My transition from practising law to a political life happened very quickly. I got called to the Bar and I was running for political office at the same time. It was just something that came along, when someone I knew who was an MP said, ‘Look, we thought maybe you’d be a good candidate.’ I was engaged at the time and Arlene said, ‘Sure, let’s try. Why not?’ When I got into it, I realised it was an important part of my vocation.
‘We have to engage outwardly as well as inwardly’
The hardest thing about what I do is when there are situations with a level of poverty, a level of deprivation that has led to an absence of hope. I find that very, very difficult. You feel, ‘Well, what can I usefully do?’ I think hope is about having a vision for what can be and the steps you have to take to get there. But you also have to accept that in many situations, people won’t come to you or won’t accept your advice or what you’re trying to offer. These days, I worry about a political trend towards isolationism and nationalism. We have to engage outwardly as well as inwardly. I grew up in a household that was very committed globally, and I think that’s very important.
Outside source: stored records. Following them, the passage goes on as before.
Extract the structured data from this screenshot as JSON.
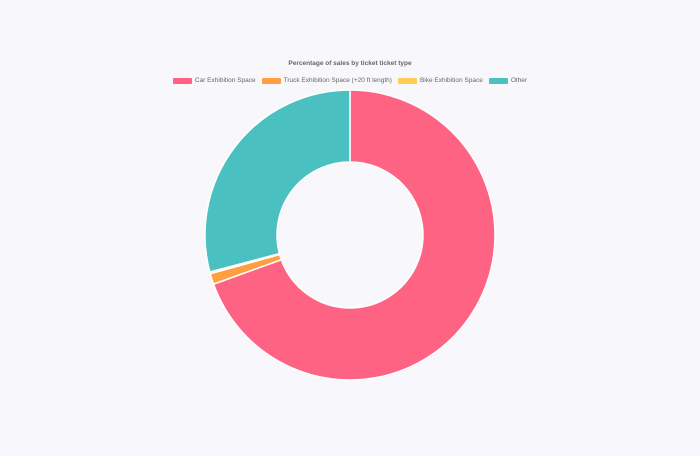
{
  "chart_data": {
    "type": "pie",
    "variant": "doughnut",
    "title": "Percentage of sales by ticket ticket type",
    "legend_position": "top",
    "series": [
      {
        "name": "Car Exhibition Space",
        "value": 69.5,
        "color": "#ff6384"
      },
      {
        "name": "Truck Exhibition Space (+20 ft length)",
        "value": 1.2,
        "color": "#ff9f40"
      },
      {
        "name": "Bike Exhibition Space",
        "value": 0.2,
        "color": "#ffcd56"
      },
      {
        "name": "Other",
        "value": 29.1,
        "color": "#4bc0c0"
      }
    ]
  }
}
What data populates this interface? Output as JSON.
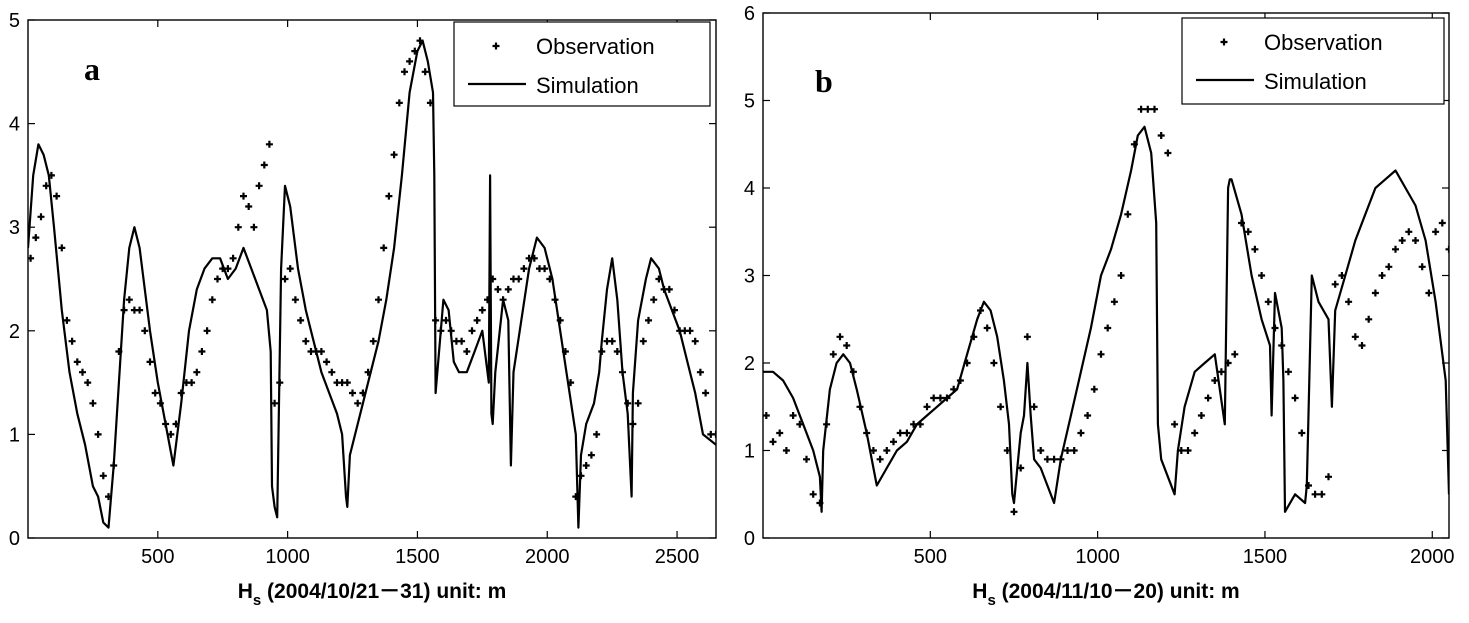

In terms of advice to others, the only thing I’d say is that whenever you’re faced with a defeat, rather than blame other people or blame the world in some way, it’s always useful to look back and ask yourself the question, ‘What could I have done differently? What could I have changed in my own behaviour?’ At Oxford, I realised had a neurosis that was preventing me from being productive, and that’s something you have to work on. Now, I’m actually quite a happy person, and I’m careful to talk to people about mental health, the warning signs and how you deal with them. I had a hard time, but there are ways of learning how to get better, if you become more aware.